I'll spare you the arcane shell invocations, but the gist of it: of the 29 locales I've got installed here, all but three use the “weird” ordering. Those three are: C, C.UTF-8 and POSIX.

It goes without saying, but there's no harm in mentioning it anyway: the “weird” ordering disturbs me, but it makes sense in its own way: on this small sample set it orders lexicographically as usual, only ignoring the period. So arrayc < arrayf < arrayh.

Question

Why? WHY? WHY??? It's in every locale but C, so it's deliberate. What rule is this based on? Did someone in some committee erect and convict: “thou shalt not observe thy punctuation whilst collating”? There's probably some legitimate serious document where they say it's perfectly normal, here's why, right?

It's the first time in oh so many years that I notice.

It also ignores spaces, of course.

Bonus: It's the bash-4.3.30 tarball from gnu.org.

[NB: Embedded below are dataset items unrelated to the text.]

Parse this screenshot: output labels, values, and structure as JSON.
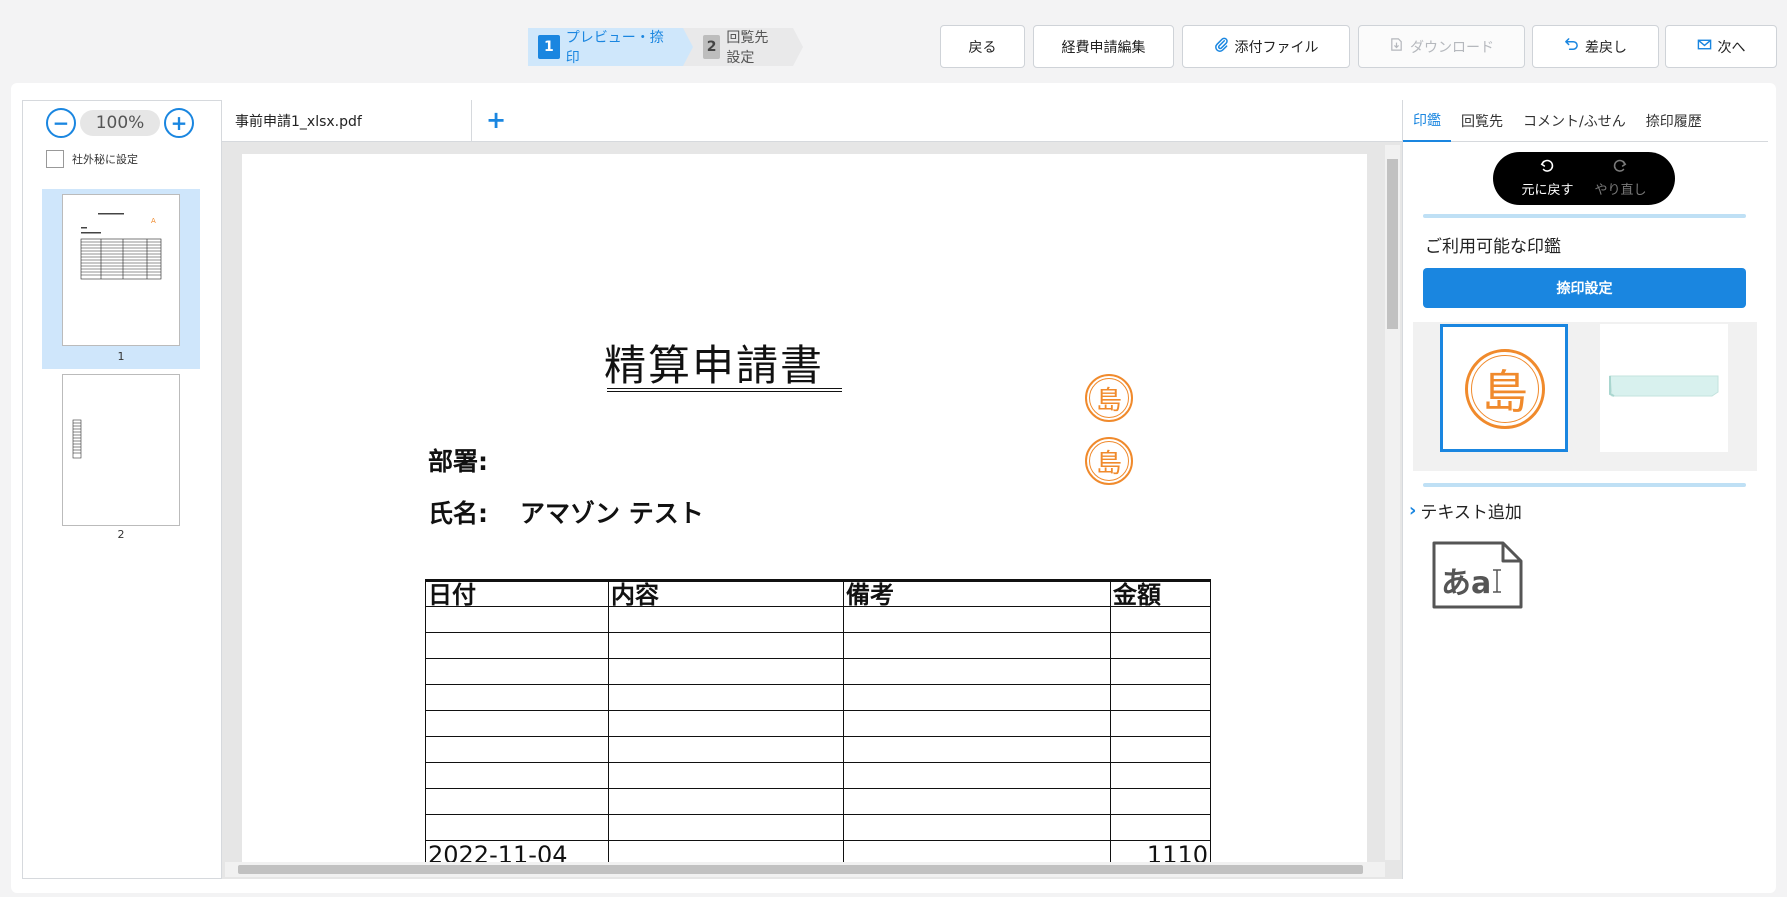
{
  "steps": [
    {
      "num": "1",
      "label": "プレビュー・捺印"
    },
    {
      "num": "2",
      "label": "回覧先設定"
    }
  ],
  "toolbar": {
    "back": "戻る",
    "edit": "経費申請編集",
    "attach": "添付ファイル",
    "download": "ダウンロード",
    "sendback": "差戻し",
    "next": "次へ"
  },
  "left": {
    "zoom": "100%",
    "secret_label": "社外秘に設定",
    "pages": [
      "1",
      "2"
    ]
  },
  "document": {
    "tab_name": "事前申請1_xlsx.pdf",
    "title": "精算申請書",
    "department_label": "部署:",
    "name_label": "氏名:",
    "name_value": "アマゾン テスト",
    "stamp_char": "島",
    "table_headers": [
      "日付",
      "内容",
      "備考",
      "金額"
    ],
    "last_row": {
      "date": "2022-11-04",
      "amount": "1110"
    }
  },
  "right": {
    "tabs": [
      "印鑑",
      "回覧先",
      "コメント/ふせん",
      "捺印履歴"
    ],
    "undo": "元に戻す",
    "redo": "やり直し",
    "available_stamps": "ご利用可能な印鑑",
    "stamp_settings": "捺印設定",
    "stamp_char": "島",
    "text_add": "テキスト追加",
    "text_icon_label": "あa"
  },
  "colors": {
    "accent": "#1a86e0",
    "stamp": "#f08a2c"
  }
}
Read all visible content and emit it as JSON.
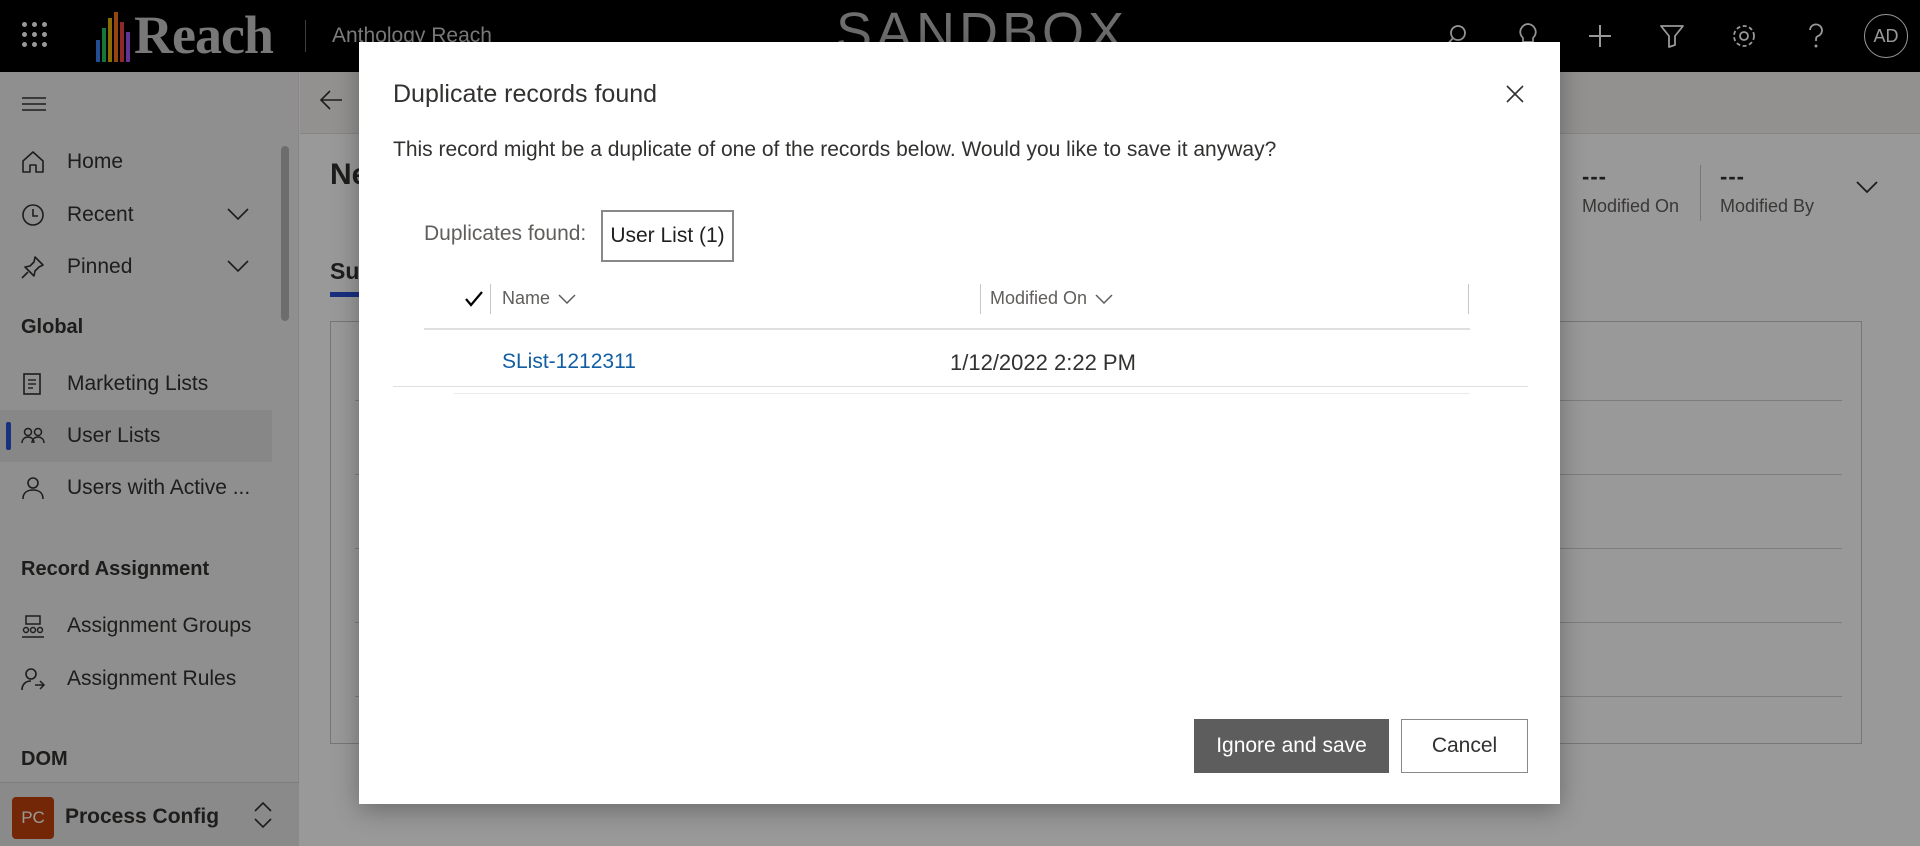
{
  "topbar": {
    "logo_text": "Reach",
    "app_name": "Anthology Reach",
    "environment_banner": "SANDBOX",
    "icons": [
      "search-icon",
      "lightbulb-icon",
      "plus-icon",
      "filter-icon",
      "gear-icon",
      "help-icon"
    ],
    "user_initials": "AD"
  },
  "sidebar": {
    "items_top": [
      {
        "label": "Home",
        "icon": "home-icon"
      },
      {
        "label": "Recent",
        "icon": "clock-icon"
      },
      {
        "label": "Pinned",
        "icon": "pin-icon"
      }
    ],
    "group_global": "Global",
    "items_global": [
      {
        "label": "Marketing Lists",
        "icon": "marketing-list-icon"
      },
      {
        "label": "User Lists",
        "icon": "users-icon"
      },
      {
        "label": "Users with Active ...",
        "icon": "user-icon"
      }
    ],
    "group_assignment": "Record Assignment",
    "items_assignment": [
      {
        "label": "Assignment Groups",
        "icon": "assignment-groups-icon"
      },
      {
        "label": "Assignment Rules",
        "icon": "assignment-rules-icon"
      }
    ],
    "group_dom": "DOM",
    "area": {
      "badge": "PC",
      "label": "Process Config"
    }
  },
  "background": {
    "page_title": "Ne",
    "tab_label": "Su",
    "header_fields": [
      {
        "value": "---",
        "label": "Modified On"
      },
      {
        "value": "---",
        "label": "Modified By"
      }
    ]
  },
  "dialog": {
    "title": "Duplicate records found",
    "message": "This record might be a duplicate of one of the records below. Would you like to save it anyway?",
    "duplicates_label": "Duplicates found:",
    "tab_label": "User List (1)",
    "columns": [
      "Name",
      "Modified On"
    ],
    "rows": [
      {
        "name": "SList-1212311",
        "modified_on": "1/12/2022 2:22 PM"
      }
    ],
    "primary_button": "Ignore and save",
    "secondary_button": "Cancel"
  },
  "colors": {
    "accent": "#2b4fd4",
    "link": "#115ea3",
    "primary_button": "#5d5d5d"
  }
}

Why are some files 0664 and others 0644? Keep answers to that in the comments.
Also: I'm not asking how to fix it. In case you hadn't noticed, I already fixed don't really need to fix it. Plus, this has dupes everywhere. What I'm asking is why.


Solution

  • ANSWER: The Unicode Consortium came to the conclusion that having a guaranteed sort order, regardless of 'variable' characters, was more important than including every character in the string.

    DETAILS: I believe the answer you're looking for resides in:

    Unicode Technical Standard #10: Unicode Collation Algorithm

    If I'm understanding it correctly, punctuation (among other things, like whitespace) is 'variable' among languages, and therefore to ensure an identical sort order across languages, 'variable' characters are given a very low 'weight' in sorting; frequently resolving to a weight of zero, and therefore having no effect on sorting at all.

    The UTS does indicate that the sorting can be customized per user.

    Unfortunately, most systems just go with the defaults, which leads to only a few collation definitions that give 'variable' characters equal weight; and no real support for users to tune the defaults so that they get UTF-8 sorting with punctuation and whitespace INCLUDED instead of EXCLUDED.

    If I follow the rational correctly, consider sorting names. In many cultures and languages, firstname is always given before lastname, and when reversed, the lastname is separated by punctuation from the firstname. In other cultures, the reverse is true.

    lastname, firstname
    lastname firstname
    

    and

    firstname lastname
    firstname, lastname
    

    To ensure that each list is always sorted in the same order, the punctuation is ignored.